Younger Workers Are Better Paid Than Their Older Counterparts – But Do They Feel Better Off?

The introduction of a national minimum wage in the UK in 1999 is widely thought to have brought about massive improvements in the fortunes of many people at the lower end of the pay scale.

According to a wide-ranging report compiled by the British government's official statistical compiler, the Office for National Statistics, it has contributed to workers who started their careers during that decade being paid an average of 40 per cent more than someone who took their first job in the 1970s.

Using data adjusted to take account of the differing levels of inflation over the past 40 years, it showed that the average worker who entered the workforce in 1975 would have to work between three and four years longer than someone who started work in 1985, and five to six years longer than an entrant into the workforce in 1995 to earn the same amount.

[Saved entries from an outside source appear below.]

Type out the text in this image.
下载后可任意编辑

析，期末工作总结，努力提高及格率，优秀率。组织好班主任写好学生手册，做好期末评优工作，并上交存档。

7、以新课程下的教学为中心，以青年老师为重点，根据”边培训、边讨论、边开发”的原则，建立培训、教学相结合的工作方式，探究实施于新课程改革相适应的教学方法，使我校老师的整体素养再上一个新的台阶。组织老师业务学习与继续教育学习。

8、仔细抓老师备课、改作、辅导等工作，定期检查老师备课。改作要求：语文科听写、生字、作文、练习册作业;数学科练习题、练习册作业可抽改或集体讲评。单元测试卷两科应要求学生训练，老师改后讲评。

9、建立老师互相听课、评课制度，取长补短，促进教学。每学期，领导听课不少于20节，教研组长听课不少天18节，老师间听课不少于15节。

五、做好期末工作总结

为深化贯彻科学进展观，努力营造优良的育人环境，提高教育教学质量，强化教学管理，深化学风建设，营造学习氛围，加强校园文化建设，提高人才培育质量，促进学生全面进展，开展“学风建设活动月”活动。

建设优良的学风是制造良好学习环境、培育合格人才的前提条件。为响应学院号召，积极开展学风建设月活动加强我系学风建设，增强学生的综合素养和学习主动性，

The end of the good times?

But the research also found that all three age groups had seen their earnings drop in real terms in the five years between 2009 and 2014. At their peak, the workers from the 1995 sample saw their hourly wage fall by 10 per cent. But the fall was even greater for the 1975 entrants into the workforce, at 12 per cent.

"Some of the decline for the 1975 cohort may be explained by people in their late fifties beginning to consider retirement, with the highest earners often retiring early," reported the ONS.


Women close the gap – but it still exists

In 1975, there was still no law entitling women to the same pay as men for carrying out the same work – that did not arrive until the following year, even though the first Sex Discrimination Act was passed in '75.

At that time, there were gaps between what men and women earned in all ages, but the disparity was widest in their late-thirties, when a man was likely to be earning more than 60 per cent more than a woman of the same age.

Now, women are paid broadly the same amount as men until they reach their thirties. By the end of their forties, however, the difference is at its highest, at about 45 per cent. London was found by the ONS to have the widest gap between the sexes' earnings, while it is narrowest in Wales – but this may be because the highest earners here take home the lowest of people in equivalent bands of anywhere in the UK.


Disconnection between wages and prosperity

Several factors contribute heavily to there being a lack of sentiment that younger people are better off than older members of the workforce – despite the figures suggesting so.

Prime among these is the difficulty for first-time buyers to enter the property market. A generation ago, house-buyers could reasonably expect to have to put down a 5% deposit to buy a home. Today, the financial markets turmoil means very few lenders are prepared to give funds to anyone with less than a 10% deposit. And that doesn't take into account the growth in house prices in the meantime, which has been far faster than the wages of just about everyone.

The Halifax Building Society has only been collating figures since 1983, but over the next 30 years, it found the price of the average house rose by 428 per cent – in London it was close to 560 per cent. These figures don't take inflation into account, but even with this in the mix, the price of the average UK house has doubled – up by 101 per cent to be precise – while in London, prices are 124 per cent higher.


Will there be a re-adjustment?

History suggests so. But at present, many people who have forecast a fall in property prices – or at least a bottoming out of the rate of increases – have yet to be proved right.

Meanwhile, a large proportion of young workers are becoming resigned to the idea of not owning a property until at least their 30s or possibly later.

As they say, though, there are only two certainties in life – death and taxes. It might be heartless to say it, but a large number of people in their 20s and 30s are probably thinking that they won't be able to share in the phenomenon of property ownership until a generation further up the age range succumbs to the former.

That's one reason why they're so keen to get themselves established in good jobs, and are starting to believe that there's more to deciding what is a good one than just the money they earn. After all, if it won't buy them a good home, then they're probably right to ask what other benefits can they get which aren't financial.